Matzah makes its first appearance of the evening early on in the yachatz section of the seder.  Here we break the matzah into two pieces, one large piece which will be reserved for the afikoman, and one small piece that is referred to in the subsequent portion of the hagadah as the lachmah anya,  the bread of affliction.  Anya (Aramaic), or its Hebrew equivalent, oni, relates to poverty, humility and hardship.  We raise this small piece of matzah inviting into our homes all those who are hungry and in need, declaring, “Now we are slaves.

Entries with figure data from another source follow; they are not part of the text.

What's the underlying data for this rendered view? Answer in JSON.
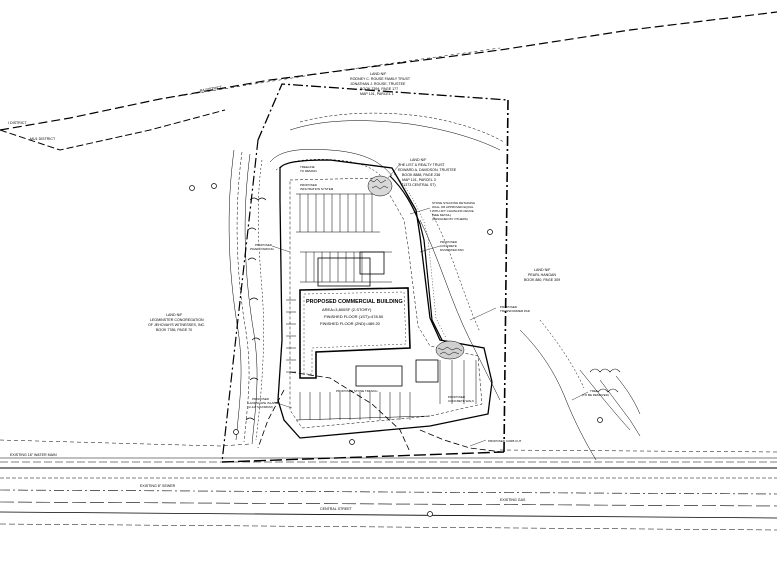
{
  "districts": {
    "i_district": "I DISTRICT",
    "ra_district": "RA DISTRICT",
    "mu1_district": "MU1 DISTRICT"
  },
  "abutters": {
    "north": [
      "LAND N/F",
      "RODNEY C. ROUSE FAMILY TRUST",
      "JONATHAN J. ROUSE, TRUSTEE",
      "BOOK 7394, PAGE 177",
      "MAP 101, PARCEL 1"
    ],
    "northeast": [
      "LAND N/F",
      "THE LIST & REALTY TRUST",
      "EDWARD A. DAVIDSON, TRUSTEE",
      "BOOK 8888, PAGE 238",
      "MAP 101, PARCEL 3",
      "(1373 CENTRAL ST)"
    ],
    "east": [
      "LAND N/F",
      "PEARL HANGAN",
      "BOOK 880, PAGE 309"
    ],
    "west": [
      "LAND N/F",
      "LEOMINSTER CONGREGATION",
      "OF JEHOVAH'S WITNESSES, INC.",
      "BOOK 7786, PAGE 70"
    ]
  },
  "building": {
    "title": "PROPOSED COMMERCIAL BUILDING",
    "area": "AREA=3,800SF (2-STORY)",
    "ffe": "FINISHED FLOOR (1ST)=478.50",
    "ffe2": "FINISHED FLOOR (2ND)=489.20"
  },
  "notes": {
    "retaining_wall": [
      "STONE STACKING RETAINING",
      "WALL OR APPROVED EQUAL",
      "WITH 4FT CHAINLINK FENCE",
      "(SEE DETAIL)",
      "(DESIGNED BY OTHERS)"
    ],
    "detention": [
      "INFILTRATION SYSTEM",
      "PROPOSED"
    ],
    "dumpster": [
      "PROPOSED",
      "CONCRETE",
      "DUMPSTER PAD"
    ],
    "paved_lot": [
      "PROPOSED",
      "PAVED PARKING"
    ],
    "stone_trench": "PROPOSED STONE TRENCH",
    "curb_cut": "PROPOSED CURB CUT",
    "landscape_islands": [
      "PROPOSED",
      "LANDSCAPE ISLAND",
      "(2-1/2' MAXIMUM)"
    ],
    "conc_walk": [
      "PROPOSED",
      "CONCRETE WALK"
    ],
    "transformer": [
      "PROPOSED",
      "TRANSFORMER PAD"
    ],
    "tree_line": [
      "TREELINE",
      "TO REMAIN"
    ]
  },
  "street": {
    "water_main": "EXISTING 16\" WATER MAIN",
    "sewer": "EXISTING 8\" SEWER",
    "gas": "EXISTING GAS",
    "row": "CENTRAL STREET"
  },
  "tree_call": [
    "TREE",
    "(TO BE REMOVED)"
  ]
}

In the coming year we will be free.”  

We transport and transform ourselves to feeling as if we are, in the here and now, slaves, while at the same time envisioning the possibility for freedom.  It is here, that matzah takes on its slave identity which will remain for most of the Hagadah.

As the magid section of the Hagadah draws to a conclusion, we read of Raban Gamliel who reminds us that if, during all of the excitement of the seder one does not mention the three critical characters of the seder itself, pesach, matzah, and maror, s/he has totally missed the point.  

‘Why do we eat matzah,’ the Hagadah asks.  “For the Israelites baked unleavened bread, because they were thrust out of Egypt and could not tarry.”  All of a sudden, matzah transforms from a bread of slavery to a bread of freedom, of possibility and liberation.  That is, matzah comes to represent the flurry and hope of leaving Egypt’s bondage.  

Finally, we get to eat.  Some bitter herbs, generally some charoset, all on Hillel’s matzah sandwich, Korech.  Just before we indulge we say of the Hillel sandwich, “In remembrance of the holy Temple”.  Here, matzah makes its third move, from a matzah of the present (remember the refrain of Ha Lachmah Anya, ‘Now we are slaves’…), to a matzah of the past, a matzah of memory.  Not necessarily a memory of what is missing, though there is room to assert that here too, but more importantly the matzah of the Hillel sandwich represents a time when we were living on our land and we enjoyed national freedom.  But still our redemption was not complete.  

The Passover meal draws to an end and with it the final tastes of matzah on our palate, the afikoman/tzafun.  After a long meal with abundant storytelling, oddly here, at tzafun we utter no words and read no texts as we eat the last bits of matzah for the evening.  We hear only the sound of crunching.  In every other instance where we have met matzah at the seder we have read some accompanying piece.  Here we are silent.  

Why is this?  

Perhaps this silence is here to indicate to us that saying is not the same as being.  Throughout the Hagadah we read lyric and verse to describe matzah’s changing identity.  Yet here, we read nothing.  

It is in this silence, that we are prompted to just be, to be with our thoughts, to be with each other and to be with a matzah that has transformed into its fourth and most profound meaning.

Up until now the Hagadah story is about incompleteness, and the process of becoming, i.e. eating from the smaller piece of matzah way back at yachatz to indicate the brokenness, the neediness of slavery.  Now we enjoy the remaining big piece of the afikoman to symbolize completeness and wholeness.  In this arc of the ritual, we tell a story of possibility of growth, of actualization and completion.  Matzah becomes the symbol of true universal freedom.  

As we eat our matzah this year, let us remember that through the process of the seder, we order and celebrate the possible meanings of matzah to create a sequence that takes us from slavery to universal freedom.  It is through this ordering, in fact through our eating that we consume matzah and digest the layers of its meaning.